Она взирает на то, чему суждено однажды стать Священными Писаниями.
Она видит Его…
– Наше спасение!
Анасуримбора Келлхуса, Наисвятейшего Аспект-Императора. Видит, как Он медленно опускается навстречу человеческому морю, простирающему к нему руки…
Старый волшебник выкрикивает её имя.
* * *
Оцепенелая одурь представляет собой ошеломление событием столь чудовищным, что ты просто не знаешь, что тебе теперь делать и как дальше быть. Акхеймион позволил своим ногам бездумно шагать по телам, а в его взгляде не было даже проблеска хоть какого-то намерения или замысла. Затем он споткнулся. Ошалело огляделся вокруг. Кровавое месиво, в которое превратилась земля, от проявлений неистового торжества ходило ходуном…
– Наше спасение! – гремел, отражаясь эхом от инхоройского золота, клич мужей Ордалии, подобный ударам молота.
– Наше спасение! – отмечающий спуск их Господина и Пророка, тем самым словно бы шагающего вниз по какой-то грохочущей лестнице…
Пока, наконец, Он не ступил на мирскую поверхность, заставив Голготтерат погрузиться в безмолвие.
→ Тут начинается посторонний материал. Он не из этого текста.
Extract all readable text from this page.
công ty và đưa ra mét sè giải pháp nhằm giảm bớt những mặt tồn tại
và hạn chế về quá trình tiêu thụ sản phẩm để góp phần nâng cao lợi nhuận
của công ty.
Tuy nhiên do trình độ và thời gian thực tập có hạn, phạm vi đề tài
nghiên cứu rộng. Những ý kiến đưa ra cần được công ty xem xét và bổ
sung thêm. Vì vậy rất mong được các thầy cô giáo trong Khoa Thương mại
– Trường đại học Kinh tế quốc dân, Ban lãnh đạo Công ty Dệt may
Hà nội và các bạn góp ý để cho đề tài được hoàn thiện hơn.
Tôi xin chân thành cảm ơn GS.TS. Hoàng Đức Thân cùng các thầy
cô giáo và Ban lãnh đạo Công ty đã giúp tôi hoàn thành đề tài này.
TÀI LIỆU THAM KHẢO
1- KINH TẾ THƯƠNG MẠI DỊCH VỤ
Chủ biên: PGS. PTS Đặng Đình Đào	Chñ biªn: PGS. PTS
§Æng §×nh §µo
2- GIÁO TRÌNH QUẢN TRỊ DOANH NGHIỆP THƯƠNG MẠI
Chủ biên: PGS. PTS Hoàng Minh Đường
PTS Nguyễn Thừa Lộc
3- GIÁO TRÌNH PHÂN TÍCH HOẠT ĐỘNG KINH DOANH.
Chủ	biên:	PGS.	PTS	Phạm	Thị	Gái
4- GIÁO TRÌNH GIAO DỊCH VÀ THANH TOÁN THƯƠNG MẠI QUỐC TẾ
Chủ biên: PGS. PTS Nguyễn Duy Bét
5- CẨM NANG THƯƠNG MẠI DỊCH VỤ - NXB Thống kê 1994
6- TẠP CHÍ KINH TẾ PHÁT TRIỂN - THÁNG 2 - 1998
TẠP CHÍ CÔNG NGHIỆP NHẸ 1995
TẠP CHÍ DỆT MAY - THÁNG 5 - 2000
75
Сам образ Наисвятейшего Аспект-Императора вдруг задрожал от переполняющей его сверхъестественной мощи, очертания его тела на миг расплылись – но всего лишь на миг. А затем словно бы рябь вновь прокатилась по утихающей поверхности водоёма.
– Наше спасение! – снова раздался клич, в этот раз, однако, нестройный… а затем и вовсе растворившийся в каком-то океаническом ропоте.
Внезапно люди, которые только что едва узнавали троих беглецов, не говоря уж о том, чтобы позаботиться о них, рухнули на колени прямо среди трупов, возжаждав служить своей Благословеннейшей Императрице. Охромевший Акхеймион мог только, глупо моргая, наблюдать за тем, как Эсменет, держа на руках его новорождённого сына, приказала столпившимся вокруг инграулам доставить их, передавая из рук в руки, к её божественному супругу. Посему он не протестовал, когда рослые воины подняли его и начали перемещать у себя над головами. Казалось, его несёт наводнением, и внезапно он вспомнил, как около двадцати лет назад, в Сумне, ему уже доводилось перемещаться подобным образом… в тот день, когда Святейший шрайя обрушился словом на нечестивцев фаним и все их беззакония.
Однако же на сей раз он не упал в обморок – во всяком случае, не в той же самой манере. Неверие в происходящее было лишь малой частью того, что его терзало. Вся его жизнь, а с тех пор как он принял Сердце Сесватхи и всё его существо, имели своим истоком это вот самое место. Ибо при всех наших притязаниях на самость в действительности мы сплачиваемся лишь вокруг того, что понимаем. То, в какой мере происходящие события способны выбить нас из колеи, соответствует тому, насколько мы сами неотличимы от наших знаний.